残念ながら、1月中に書き上げることができなかった。もう2月なのに昨年のことをまだ振り返っているなんて、いささか気恥ずかしいことなのですが、今さら仕方がないので続けます。

これは昨年の2月に出た短編集なのですが、これを読んでしまったらもう新たな殊能将之の文章は読めないのだな、と思うと、読むのが本当にもったいなくて、ゆっくりじわじわと、時間をかけながら読みました。

短編三作は自宅のダンボールから発見されたもので、おそらく習作か、ひょっとすると何らかの理由にボツになっていた短編と思われます。しかし、そうは思えないほどレベルは高く、いずれもホラー、ファンタジー、ミステリィの要素が結実した質の高い作品です。やはりただならぬ才能を感じさせられました。
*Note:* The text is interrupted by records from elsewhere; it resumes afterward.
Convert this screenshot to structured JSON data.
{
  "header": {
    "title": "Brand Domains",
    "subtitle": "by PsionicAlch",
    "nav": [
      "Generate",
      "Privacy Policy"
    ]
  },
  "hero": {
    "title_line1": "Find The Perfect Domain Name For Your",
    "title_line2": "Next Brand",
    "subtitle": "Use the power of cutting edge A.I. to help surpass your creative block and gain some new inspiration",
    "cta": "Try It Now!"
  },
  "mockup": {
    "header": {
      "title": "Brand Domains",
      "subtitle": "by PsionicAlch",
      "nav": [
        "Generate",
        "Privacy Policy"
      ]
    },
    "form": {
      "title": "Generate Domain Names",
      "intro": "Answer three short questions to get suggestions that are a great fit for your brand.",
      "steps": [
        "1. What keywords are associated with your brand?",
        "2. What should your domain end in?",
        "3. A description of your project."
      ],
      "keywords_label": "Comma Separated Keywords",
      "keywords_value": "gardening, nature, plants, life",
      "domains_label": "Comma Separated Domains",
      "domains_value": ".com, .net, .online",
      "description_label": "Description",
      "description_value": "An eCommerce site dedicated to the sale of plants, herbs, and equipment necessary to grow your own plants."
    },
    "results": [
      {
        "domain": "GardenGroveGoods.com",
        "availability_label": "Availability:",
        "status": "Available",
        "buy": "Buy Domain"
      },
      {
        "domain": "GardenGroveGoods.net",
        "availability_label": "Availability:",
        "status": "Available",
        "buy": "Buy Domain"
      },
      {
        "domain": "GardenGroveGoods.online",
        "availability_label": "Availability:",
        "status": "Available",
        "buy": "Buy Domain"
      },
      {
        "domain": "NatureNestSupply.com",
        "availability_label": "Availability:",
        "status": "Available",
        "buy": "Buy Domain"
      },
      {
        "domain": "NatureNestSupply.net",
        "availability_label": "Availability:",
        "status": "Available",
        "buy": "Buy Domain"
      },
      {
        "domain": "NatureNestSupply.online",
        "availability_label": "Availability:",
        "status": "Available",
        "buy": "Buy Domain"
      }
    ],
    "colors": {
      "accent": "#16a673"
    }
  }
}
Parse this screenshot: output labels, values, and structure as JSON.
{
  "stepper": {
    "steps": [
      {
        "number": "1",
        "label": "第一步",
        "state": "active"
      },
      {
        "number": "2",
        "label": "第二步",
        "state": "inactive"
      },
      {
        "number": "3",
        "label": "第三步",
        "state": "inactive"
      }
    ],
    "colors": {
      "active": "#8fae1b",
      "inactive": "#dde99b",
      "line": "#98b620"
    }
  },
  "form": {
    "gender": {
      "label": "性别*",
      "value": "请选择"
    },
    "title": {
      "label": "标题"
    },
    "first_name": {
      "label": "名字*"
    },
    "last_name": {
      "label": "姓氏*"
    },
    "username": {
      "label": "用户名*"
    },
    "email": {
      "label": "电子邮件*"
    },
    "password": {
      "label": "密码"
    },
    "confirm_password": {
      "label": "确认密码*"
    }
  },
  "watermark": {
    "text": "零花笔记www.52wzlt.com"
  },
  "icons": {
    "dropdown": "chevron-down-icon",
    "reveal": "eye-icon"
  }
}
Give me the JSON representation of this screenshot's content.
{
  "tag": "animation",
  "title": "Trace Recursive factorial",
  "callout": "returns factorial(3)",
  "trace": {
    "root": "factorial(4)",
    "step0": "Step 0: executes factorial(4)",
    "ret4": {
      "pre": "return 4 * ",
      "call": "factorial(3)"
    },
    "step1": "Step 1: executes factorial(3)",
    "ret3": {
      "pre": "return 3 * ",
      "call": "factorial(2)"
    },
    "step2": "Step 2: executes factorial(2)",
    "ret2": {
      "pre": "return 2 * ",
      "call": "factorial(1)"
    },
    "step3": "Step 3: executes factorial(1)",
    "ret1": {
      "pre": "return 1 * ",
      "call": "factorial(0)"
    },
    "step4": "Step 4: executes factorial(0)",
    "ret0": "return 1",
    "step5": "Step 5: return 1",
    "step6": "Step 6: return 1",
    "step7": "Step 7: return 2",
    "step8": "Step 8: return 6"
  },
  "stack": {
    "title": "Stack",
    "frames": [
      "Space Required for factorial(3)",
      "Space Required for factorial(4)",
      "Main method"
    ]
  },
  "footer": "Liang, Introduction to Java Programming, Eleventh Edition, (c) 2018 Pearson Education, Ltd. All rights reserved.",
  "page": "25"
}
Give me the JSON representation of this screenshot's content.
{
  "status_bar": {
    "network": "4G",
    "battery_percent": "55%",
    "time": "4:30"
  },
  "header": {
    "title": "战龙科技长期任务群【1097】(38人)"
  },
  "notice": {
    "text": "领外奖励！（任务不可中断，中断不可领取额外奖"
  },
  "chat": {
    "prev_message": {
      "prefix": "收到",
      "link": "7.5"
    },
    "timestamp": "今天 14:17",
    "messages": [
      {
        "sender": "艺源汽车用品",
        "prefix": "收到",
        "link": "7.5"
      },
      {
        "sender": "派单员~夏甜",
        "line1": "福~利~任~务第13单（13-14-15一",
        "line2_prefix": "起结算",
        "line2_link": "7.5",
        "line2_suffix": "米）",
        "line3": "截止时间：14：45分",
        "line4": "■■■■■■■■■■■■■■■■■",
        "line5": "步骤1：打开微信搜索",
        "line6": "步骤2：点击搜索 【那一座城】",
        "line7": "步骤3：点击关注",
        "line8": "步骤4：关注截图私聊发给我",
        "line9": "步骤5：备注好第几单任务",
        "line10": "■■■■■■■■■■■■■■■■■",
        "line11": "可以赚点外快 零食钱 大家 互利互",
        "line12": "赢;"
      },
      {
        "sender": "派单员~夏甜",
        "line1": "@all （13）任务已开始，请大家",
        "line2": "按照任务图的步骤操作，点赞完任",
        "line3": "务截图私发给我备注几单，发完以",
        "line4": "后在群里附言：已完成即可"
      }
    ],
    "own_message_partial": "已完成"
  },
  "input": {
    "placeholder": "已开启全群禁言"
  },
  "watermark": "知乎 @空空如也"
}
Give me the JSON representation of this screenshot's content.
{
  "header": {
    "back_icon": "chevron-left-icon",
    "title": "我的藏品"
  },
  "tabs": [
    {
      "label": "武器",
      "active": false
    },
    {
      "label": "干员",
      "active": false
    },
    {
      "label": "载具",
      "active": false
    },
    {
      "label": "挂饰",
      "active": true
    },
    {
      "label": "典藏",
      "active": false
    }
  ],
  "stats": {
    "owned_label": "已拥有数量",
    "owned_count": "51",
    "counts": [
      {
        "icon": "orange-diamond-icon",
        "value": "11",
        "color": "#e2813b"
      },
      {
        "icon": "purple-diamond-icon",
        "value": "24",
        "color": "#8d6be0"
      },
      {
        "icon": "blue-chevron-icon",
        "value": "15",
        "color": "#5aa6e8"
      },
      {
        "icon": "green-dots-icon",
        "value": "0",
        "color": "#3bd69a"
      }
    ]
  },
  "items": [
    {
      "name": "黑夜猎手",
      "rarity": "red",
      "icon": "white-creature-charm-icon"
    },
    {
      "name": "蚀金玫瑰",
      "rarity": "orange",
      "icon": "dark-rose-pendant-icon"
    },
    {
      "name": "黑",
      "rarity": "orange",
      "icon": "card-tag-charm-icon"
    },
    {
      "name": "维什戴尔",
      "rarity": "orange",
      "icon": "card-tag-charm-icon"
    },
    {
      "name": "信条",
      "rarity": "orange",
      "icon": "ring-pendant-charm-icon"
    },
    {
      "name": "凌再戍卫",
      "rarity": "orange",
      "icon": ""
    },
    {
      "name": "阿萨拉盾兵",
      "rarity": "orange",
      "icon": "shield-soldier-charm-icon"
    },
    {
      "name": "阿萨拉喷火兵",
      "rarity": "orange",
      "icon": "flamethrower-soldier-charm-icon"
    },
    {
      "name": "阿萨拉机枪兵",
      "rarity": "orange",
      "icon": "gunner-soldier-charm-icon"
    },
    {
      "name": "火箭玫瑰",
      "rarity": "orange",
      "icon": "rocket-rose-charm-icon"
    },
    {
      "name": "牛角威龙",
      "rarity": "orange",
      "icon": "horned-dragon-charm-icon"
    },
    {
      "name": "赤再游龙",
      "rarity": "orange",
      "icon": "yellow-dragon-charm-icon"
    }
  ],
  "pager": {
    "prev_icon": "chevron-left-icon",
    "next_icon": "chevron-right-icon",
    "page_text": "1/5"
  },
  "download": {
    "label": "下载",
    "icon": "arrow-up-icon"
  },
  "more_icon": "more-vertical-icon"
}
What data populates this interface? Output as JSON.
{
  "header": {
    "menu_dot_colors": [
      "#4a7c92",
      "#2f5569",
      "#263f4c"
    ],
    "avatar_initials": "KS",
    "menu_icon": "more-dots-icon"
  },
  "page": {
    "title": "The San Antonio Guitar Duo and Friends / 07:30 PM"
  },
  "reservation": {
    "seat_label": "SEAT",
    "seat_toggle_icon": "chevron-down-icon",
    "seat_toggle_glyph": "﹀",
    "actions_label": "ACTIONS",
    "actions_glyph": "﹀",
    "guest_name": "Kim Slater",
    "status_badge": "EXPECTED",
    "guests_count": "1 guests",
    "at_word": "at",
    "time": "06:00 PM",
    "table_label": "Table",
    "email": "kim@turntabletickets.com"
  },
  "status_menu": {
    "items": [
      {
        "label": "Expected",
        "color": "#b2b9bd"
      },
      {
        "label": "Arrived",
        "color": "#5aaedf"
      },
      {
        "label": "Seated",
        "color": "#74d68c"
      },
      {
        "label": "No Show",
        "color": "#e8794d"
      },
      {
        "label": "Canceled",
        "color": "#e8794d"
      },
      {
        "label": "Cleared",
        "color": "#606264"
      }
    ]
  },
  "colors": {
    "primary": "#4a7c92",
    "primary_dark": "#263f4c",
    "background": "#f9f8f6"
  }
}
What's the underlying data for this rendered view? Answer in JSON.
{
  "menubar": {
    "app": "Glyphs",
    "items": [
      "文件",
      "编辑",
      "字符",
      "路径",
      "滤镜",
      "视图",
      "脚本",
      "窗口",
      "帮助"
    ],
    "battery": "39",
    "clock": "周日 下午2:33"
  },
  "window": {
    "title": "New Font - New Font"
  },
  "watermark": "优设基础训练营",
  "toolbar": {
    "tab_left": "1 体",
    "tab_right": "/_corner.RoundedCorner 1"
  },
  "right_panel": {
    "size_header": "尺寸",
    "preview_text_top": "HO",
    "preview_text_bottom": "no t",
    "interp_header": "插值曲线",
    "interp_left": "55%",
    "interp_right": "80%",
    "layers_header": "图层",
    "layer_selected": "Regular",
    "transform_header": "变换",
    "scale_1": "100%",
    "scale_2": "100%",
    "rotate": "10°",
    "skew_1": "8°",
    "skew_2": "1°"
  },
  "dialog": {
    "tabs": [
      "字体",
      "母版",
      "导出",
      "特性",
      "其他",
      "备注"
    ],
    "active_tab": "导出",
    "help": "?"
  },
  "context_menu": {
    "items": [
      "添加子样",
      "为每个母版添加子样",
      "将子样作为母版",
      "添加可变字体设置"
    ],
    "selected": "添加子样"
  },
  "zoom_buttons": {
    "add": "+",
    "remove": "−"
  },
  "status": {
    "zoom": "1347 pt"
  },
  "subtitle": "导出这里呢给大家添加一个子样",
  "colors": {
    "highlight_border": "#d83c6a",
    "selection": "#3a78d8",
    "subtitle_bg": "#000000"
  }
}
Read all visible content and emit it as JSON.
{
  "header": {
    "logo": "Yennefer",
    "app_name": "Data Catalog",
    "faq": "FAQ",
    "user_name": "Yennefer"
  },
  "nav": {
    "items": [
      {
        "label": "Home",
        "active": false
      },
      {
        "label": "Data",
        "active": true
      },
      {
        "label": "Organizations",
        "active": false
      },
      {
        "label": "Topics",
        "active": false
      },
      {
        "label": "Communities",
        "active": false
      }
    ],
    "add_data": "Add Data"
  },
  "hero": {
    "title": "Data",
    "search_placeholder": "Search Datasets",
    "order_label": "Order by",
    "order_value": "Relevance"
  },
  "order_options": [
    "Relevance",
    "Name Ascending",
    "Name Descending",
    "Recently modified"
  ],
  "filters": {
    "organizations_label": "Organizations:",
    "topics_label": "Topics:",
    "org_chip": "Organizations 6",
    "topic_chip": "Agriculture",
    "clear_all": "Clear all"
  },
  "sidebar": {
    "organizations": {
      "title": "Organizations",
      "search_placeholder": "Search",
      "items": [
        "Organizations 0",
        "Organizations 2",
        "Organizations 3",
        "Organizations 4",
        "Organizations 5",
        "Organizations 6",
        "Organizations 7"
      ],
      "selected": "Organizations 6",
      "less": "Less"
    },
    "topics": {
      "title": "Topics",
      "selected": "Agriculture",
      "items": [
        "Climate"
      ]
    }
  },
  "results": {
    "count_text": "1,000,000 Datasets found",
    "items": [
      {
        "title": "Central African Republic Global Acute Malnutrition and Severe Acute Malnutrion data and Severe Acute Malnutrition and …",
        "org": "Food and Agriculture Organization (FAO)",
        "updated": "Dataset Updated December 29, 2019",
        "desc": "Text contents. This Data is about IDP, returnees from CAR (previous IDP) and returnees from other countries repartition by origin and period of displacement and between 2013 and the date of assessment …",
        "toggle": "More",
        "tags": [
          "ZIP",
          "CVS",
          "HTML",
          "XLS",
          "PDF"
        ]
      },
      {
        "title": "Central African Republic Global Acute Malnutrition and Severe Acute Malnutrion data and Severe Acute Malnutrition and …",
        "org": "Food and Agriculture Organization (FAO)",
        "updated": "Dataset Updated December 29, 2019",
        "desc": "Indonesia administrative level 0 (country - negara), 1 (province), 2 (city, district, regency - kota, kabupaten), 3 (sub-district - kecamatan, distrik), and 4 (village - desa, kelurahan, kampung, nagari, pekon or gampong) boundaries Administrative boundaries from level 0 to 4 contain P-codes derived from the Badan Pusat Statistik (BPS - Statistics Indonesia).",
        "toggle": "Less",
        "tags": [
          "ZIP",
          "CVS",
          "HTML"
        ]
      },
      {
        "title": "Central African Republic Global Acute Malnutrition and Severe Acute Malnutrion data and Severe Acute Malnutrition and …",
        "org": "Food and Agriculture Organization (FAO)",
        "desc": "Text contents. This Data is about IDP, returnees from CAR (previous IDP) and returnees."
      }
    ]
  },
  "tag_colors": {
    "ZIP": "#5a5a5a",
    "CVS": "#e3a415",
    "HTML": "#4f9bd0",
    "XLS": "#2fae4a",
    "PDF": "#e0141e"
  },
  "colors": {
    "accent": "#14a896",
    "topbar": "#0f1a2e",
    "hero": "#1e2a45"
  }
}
わりときちんとしたオチがついているところからも、著者の律儀な性格が伺えます。

逆にオチをつけずにもっと謎を残してもやもやさせ、さらに話をもっと難解でわけわからんくすれば、読み手がこれは何かの暗喩じゃないかなんて勝手に深読みし始め、そうすると純文学の範疇に入れられ、すばるとか文學界とかに掲載されちゃって、そんでもって芥川賞も夢じゃ無かったんじゃないかな、なんて妄想したりしました。

そして、なんといっても、殊能将之ファンを泣かせるのは、最後の「ハサミ男の秘密の日記」です。

こんなもの、殊能将之ファンしか喜ばないと思いますが、もしそうでない人が読むのならば、できれば殊能将之の長編5冊、少なくとも「ハサミ男」は読んでからにして欲しいと思います。

名探偵・石動戯作が、なぜデビュー作の「ハサミ男」ではなく、二作目の「美濃牛」から登場したのか、長年少し不思議に思っていたのですが、その疑問も解決しました。私は、名探偵の石動戯作や水城優臣が、最後に安永知夏と対決するのを勝手に妄想していました。そんなこと、あり得ないのは分かっていましたが、そんな私にとって夢のような作品も、文字通り儚い夢のまま消え去り、妄想のまま終わってしまいました。

「ハサミ男の秘密の日記」が未完で終わってしまったのも、残念でなりません。